Valuation Risk: Some portfolio holdings, potentially a large portion of the Fund’s investment portfolio, may be valued on the basis of factors other than market quotations. This may occur more often in times of market turmoil or reduced liquidity. There are multiple methods that can be used to value a portfolio holding when market quotations are not readily available. The value established for any portfolio holding at a point in time might differ from what would be produced using a different methodology or if it had been priced using market quotations. Portfolio holdings that are valued using techniques other than market quotations, including “fair valued” securities, may be subject to greater fluctuation in their valuations from one day to the next than if market quotations were used. In addition, there is no assurance that the Fund could sell or close out a portfolio position for the value established for it at any time, and it is possible that the Fund would incur a loss because a portfolio position is sold or closed out at a discount to the valuation established by the Fund at that time.
 
5.
The risk chart within the “ADDITIONAL RISK INFORMATION” section of the Prospectus is updated to reflect that “ESG Investing Risk”, “Mid‑Capitalization Securities Risk” and “Valuation Risk” are principal risks of the Fund and the following risk discussion is added beneath the risk chart:
Mid‑Capitalization Securities Risk.

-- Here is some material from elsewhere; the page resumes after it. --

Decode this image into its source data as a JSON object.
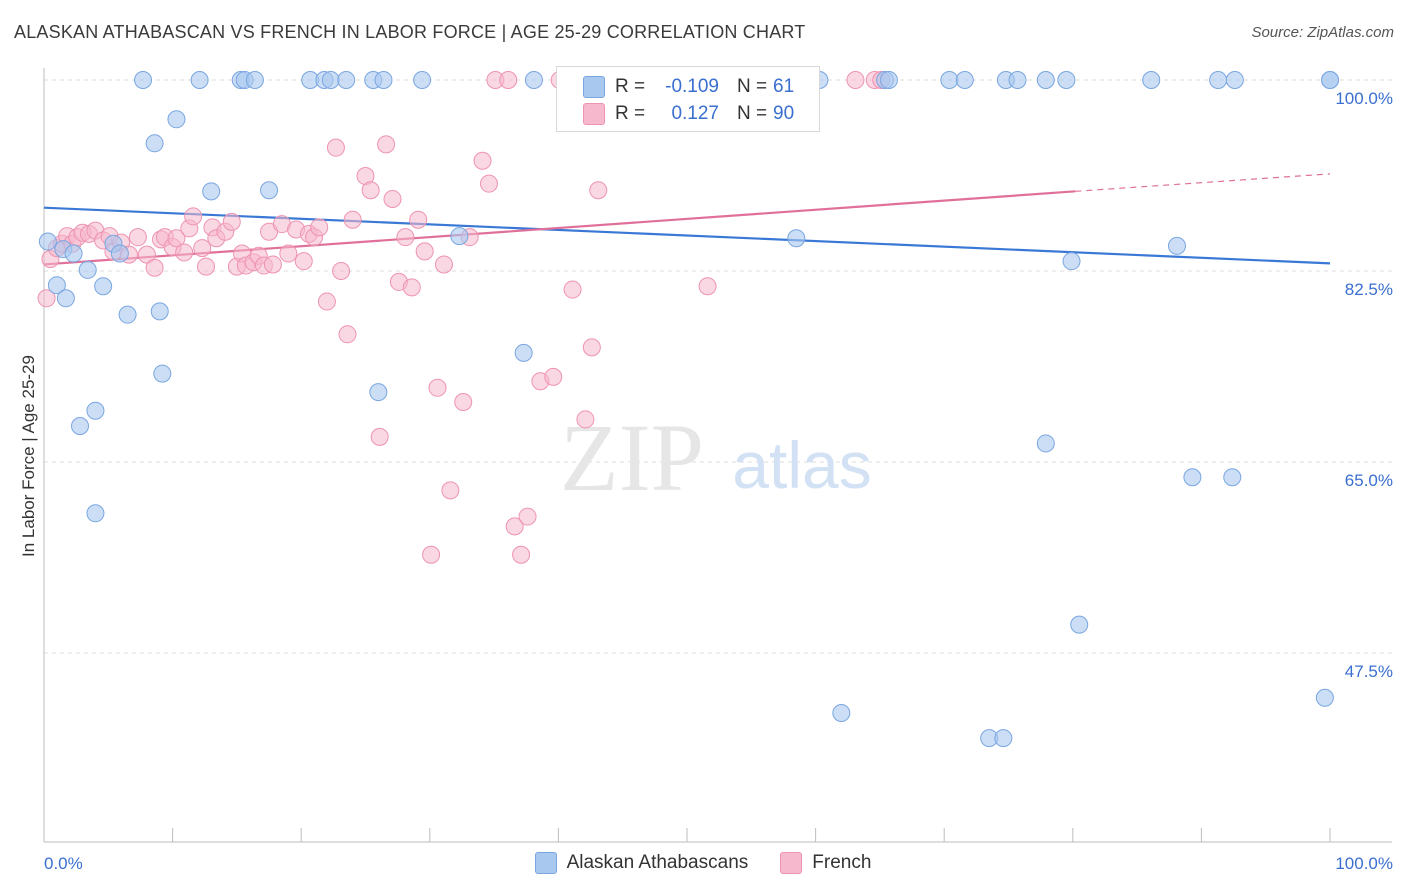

The securities of mid‑capitalization companies may be more volatile and may involve more risk than the securities of larger companies. These companies may have limited product lines, markets or financial resources, may lack the competitive strength of larger companies, and may depend on a few key employees. In addition, these companies may have been recently organized and may have little or no track record of success. The securities of mid‑sized companies may trade less frequently and in smaller volumes than more widely held securities. The prices of these securities may fluctuate more sharply than those of other securities, and a Fund may experience some difficulty in establishing or closing out positions in these securities at prevailing market prices. There may be less publicly available information about the issuers of these securities or less market interest in these securities than in the case of larger companies, both of which can cause significant price volatility. Some securities of mid‑sized issuers may be illiquid or may be restricted as to resale. Returns on investments in securities of mid‑capitalization companies could trail the returns on investments in securities of larger or smaller companies.

6.
In connection with the change to the Fund’s name, the Fund has adopted a non‑fundamental policy with respect to investments in securities suggested by its name. Accordingly, the following is added to the “INVESTMENT RESTRICTIONS” section beginning on page 18 of the SAI:
The SPDR MSCI USA Gender Diversity ETF will not, under normal circumstances, invest less than 80% of its net assets, plus the amount of borrowings for investment purposes, in securities of United States companies. Prior to any change in this 80% investment policy, the Fund will provide shareholders with 60 days’ written notice.